Why? Because my Arnav database is now several months old, not to mention placarded for reference only. Why don’t I keep it up to date? Cuz it’s $200 a pop to keep up to date!
The Arnav database update prices are based on the cost from Jeppensen, not Arnav. Same goes for UPSAT and the MX-20. I have both units installed in my 54’ Cessna 180. I spoke with UPSAT folks at the latest EAA Northwest Fly-in at Arlington, WA. I asked when the Jeppensen approach plate display on the MX-20 would be ready. They said that it would be pretty soon, (read month or so) but that I might not want it. The cost would be about $2500.00 for the initial “rights” to use the software, etc. and then an annual subscription rate of around $950.00. UPSAT asked Jepp if they could lower the price and were told “NO”. Futhermore they were told to “go to the competition if you don’t like our price, Oh, sorry about that, there is no competition”. So you guys shouldn’t be blaming Arnav, UPSAT or any of the other outfits about the prices of keeping current. Boeing now owns Jeppensen and with what they paid for the purchase, I wouldn’t expect to see the prices go down anytime soon.
Also, the UPSAT MX-20 display is not approved for IFR use either. It, like the ICDS-200 Arnav display is for “VFR Reference” only. There are FAA certification issues that make it pretty much on the impossible side to get it certified for IFR.
I said, “pretty much impossible”, not impossible.
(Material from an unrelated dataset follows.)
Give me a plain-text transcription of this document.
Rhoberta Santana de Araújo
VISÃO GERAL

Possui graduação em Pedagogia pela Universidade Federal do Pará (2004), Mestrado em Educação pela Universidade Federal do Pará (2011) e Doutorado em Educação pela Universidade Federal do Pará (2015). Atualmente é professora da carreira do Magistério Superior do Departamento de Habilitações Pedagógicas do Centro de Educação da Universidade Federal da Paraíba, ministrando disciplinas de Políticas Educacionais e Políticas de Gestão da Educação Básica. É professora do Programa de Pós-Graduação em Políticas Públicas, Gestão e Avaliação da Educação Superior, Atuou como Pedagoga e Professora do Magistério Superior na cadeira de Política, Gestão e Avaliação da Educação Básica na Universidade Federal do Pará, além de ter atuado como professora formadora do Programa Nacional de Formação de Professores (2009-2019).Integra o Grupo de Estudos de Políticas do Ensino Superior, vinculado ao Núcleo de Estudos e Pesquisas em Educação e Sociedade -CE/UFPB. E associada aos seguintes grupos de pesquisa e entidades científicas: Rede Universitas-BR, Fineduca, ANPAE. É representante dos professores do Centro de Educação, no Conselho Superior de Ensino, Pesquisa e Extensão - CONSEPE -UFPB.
If you as the end user want it certified for IFR use, like the Boeings are, then it is only a matter of $$$$$$$$$. But if you had to pay the cost of a certified IFR model, who would not complain of the cost and want Cirrus or any other manuifacturer to change to a cheaper unit. Most anything that you want has to have compromises attached. I for one am glad to see the industry moving forward as fast as they are. I will also keep pushing (letter writing and involvement) for better technology and improvements. But I am not able to do all of this myself. It will take a conserted effort from quite a few of you guys to get things improved. I wrote the specs for the equipment for the FAA Project Capstone in Alaska which UPSAT has the contract. I have been involved in that project for almost 4 years now and it has been an uphill battle. But we are making headway. The same goes for Arnav. They really are the ones that “invented” the ADS-B Technology and debuted it at the Atlanta, Georgia Olympic Games. Arnav has been a real leader in change, but it has cost them a lot of time and money. Then, just when they seem to make some inroads, another manufacture jumps in (after seeing $$ signs) copies some of the work that Arnav has done in opening up the way, and starts showing their own equipment, with a little spin of improvements attached, which, I might add, usually aren’t yet approved, but “will be soon”, depending on what the market looks like.